Screening of novel compounds

In light of the wealth of data surrounding tretinoin, only buspirone and bromocriptine were taken forward for initial screening in the MDS-L and OCI/AML-3 cells, representing high-risk MDS and AML, respectively. Bromocriptine, a dopamine agonist, was shown to be considerably toxic against both cell lines, and significantly more so than buspirone (Figure 2A). In order to assess whether bromocriptine’s toxicity was common to other dopamine modulating agents, a panel of similar compounds were screened against the model cell lines, including some other neuroleptic class compounds (Figure 2B and 2C).
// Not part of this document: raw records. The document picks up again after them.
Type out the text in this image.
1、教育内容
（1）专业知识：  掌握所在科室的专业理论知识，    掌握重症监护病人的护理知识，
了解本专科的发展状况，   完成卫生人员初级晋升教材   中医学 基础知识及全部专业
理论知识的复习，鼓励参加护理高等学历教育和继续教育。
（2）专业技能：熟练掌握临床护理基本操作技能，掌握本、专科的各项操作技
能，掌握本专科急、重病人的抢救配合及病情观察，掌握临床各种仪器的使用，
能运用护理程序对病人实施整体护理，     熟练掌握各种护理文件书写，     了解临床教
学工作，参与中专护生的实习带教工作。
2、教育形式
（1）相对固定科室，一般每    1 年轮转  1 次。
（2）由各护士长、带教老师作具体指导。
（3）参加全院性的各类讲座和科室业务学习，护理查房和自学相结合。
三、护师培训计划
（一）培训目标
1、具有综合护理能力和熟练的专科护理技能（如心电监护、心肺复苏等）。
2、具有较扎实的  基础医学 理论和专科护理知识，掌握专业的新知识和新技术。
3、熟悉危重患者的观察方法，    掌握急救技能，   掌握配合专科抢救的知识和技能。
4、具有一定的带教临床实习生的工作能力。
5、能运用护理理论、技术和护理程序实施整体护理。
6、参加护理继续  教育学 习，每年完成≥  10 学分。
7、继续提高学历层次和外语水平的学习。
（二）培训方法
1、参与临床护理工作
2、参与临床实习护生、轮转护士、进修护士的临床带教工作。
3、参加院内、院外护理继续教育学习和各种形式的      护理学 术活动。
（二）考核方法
Drug dose-response in cell lines.

Figure 2: Drug dose-response in cell lines. Cell viability measured via ATP-based high-throughput assay normalized to vehicle-treated control. Drug doses are represented as logarithm base 10 of Molarity. Points represent averages from 3 replicates and error bars represent SEM. (A) Bromocriptine & Buspirone screened against MDS-L and OCI/AML-3 (B) Neuroleptic compound screen against MDS-L (C) Neuroleptic compound screen against OCI/AML-3 (D) Bromocriptine-treated SKM-1 & OCI/AML-2 cell lines.
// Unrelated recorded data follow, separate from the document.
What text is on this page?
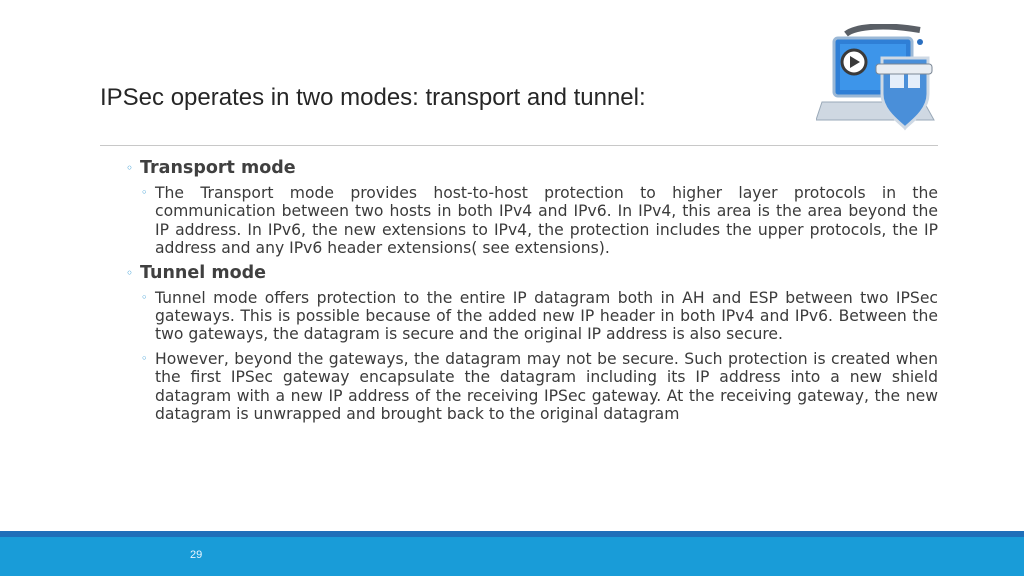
IPSec operates in two modes: transport and tunnel:
◦ Transport mode
◦ The Transport mode provides host-to-host protection to higher layer protocols in the communication between two hosts in both IPv4 and IPv6. In IPv4, this area is the area beyond the IP address. In IPv6, the new extensions to IPv4, the protection includes the upper protocols, the IP address and any IPv6 header extensions( see extensions).
◦ Tunnel mode
◦ Tunnel mode offers protection to the entire IP datagram both in AH and ESP between two IPSec gateways. This is possible because of the added new IP header in both IPv4 and IPv6. Between the two gateways, the datagram is secure and the original IP address is also secure.
◦ However, beyond the gateways, the datagram may not be secure. Such protection is created when the first IPSec gateway encapsulate the datagram including its IP address into a new shield datagram with a new IP address of the receiving IPSec gateway. At the receiving gateway, the new datagram is unwrapped and brought back to the original datagram
29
The expression of this neuroleptic class of receptors in the model cell lines was investigated in RMA-normalized microarray data. Only three (DRD2, DRD4, HTR3C) of the twenty possible dopamine / serotonin receptors demonstrated above background expression (> 4 log2 intensity value – red line) in all the cell line samples studied (Supplementary Figure 1A) — with even these exhibiting very modest (< 5.5 log2 intensity value – blue line) compared to overall probe set intensity distribution (Supplementary Figure 1B). This would suggest that it is unlikely that the cells are sensitive to signaling via the dopamine / serotonin receptors. The dopamine and serotonin family of receptors have many members and each compound tested showed different affinities for each. The panel included dopamine agonists against all 5 dopamine subtypes and those serotonin receptors for which bromocriptine has been shown to have affinity (Ki < 100 nM) [17] (Bold genes in Supplementary Figure 1A).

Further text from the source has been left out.